Make no mistake; he wants to win. But his language isn’t peppered with cliches and platitudes. I got a real sense that what you see is what you get. A fundamentally decent human being, who has a passion for tennis and genuinely cares for his players.

He is a huge fan of grass roots tennis and thinks we need more people involved. And he believes that kids who play college tennis need to give back. He is a staunch supporter of recruiting in his own state as well as internationally, creating a team of players bound by a common interest instead of geography.

Ray is as moved by the struggle of a hard-fought contest as he is by winning a championship. By his telling, maybe more. “The players become brothers at a deeper level,” he said of his college men’s team. “When we have lost a final match, I am often moved to tears. It’s kind of embarrassing, I guess. But the effort was worth so much.”

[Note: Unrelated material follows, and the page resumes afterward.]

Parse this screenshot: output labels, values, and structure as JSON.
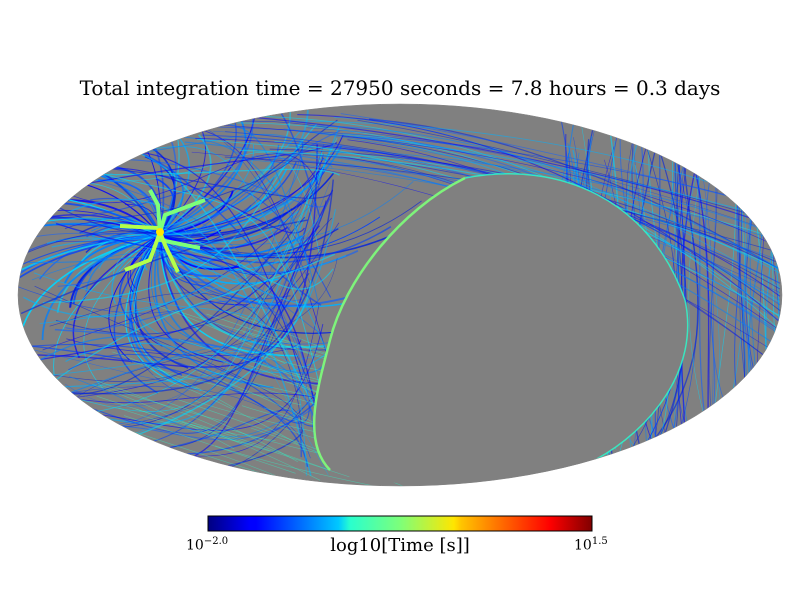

Studies have long shown that if a kid quits playing a sport as a teenager, the kid will likely not go back to play that sport as an adult. That’s why Ray pulls them in as soon as he can, and he holds on to them as long as they’ll play. As part of Ray’s physical education classes, Wofford gave every participant a racquet. “We hope they stay with it after COVID,” he said. “Courts are packed, and people are playing tennis.”

He believes that COVID has been a wake-up call, particularly since some schools are dropping tennis programs. He also feels strongly that we need to take care of our tennis facilities and re-do them every 20 years.

Ray considers tennis to be a humbling experience. And he wants to continue to help build new courts and create new opportunities – from public facilities to country clubs to high schools and colleges. “We want everybody,” he said. “There is a human piece to teaching tennis and lifelong learning. And we are richer because of that.”

At a time when the looming questions everywhere include whether college kids can play at all or whether a program will survive, he remains steadfast in his belief that we need college tennis. “At the end of the tough times is where the good stuff is,” he said. “Tennis … makes us better people.”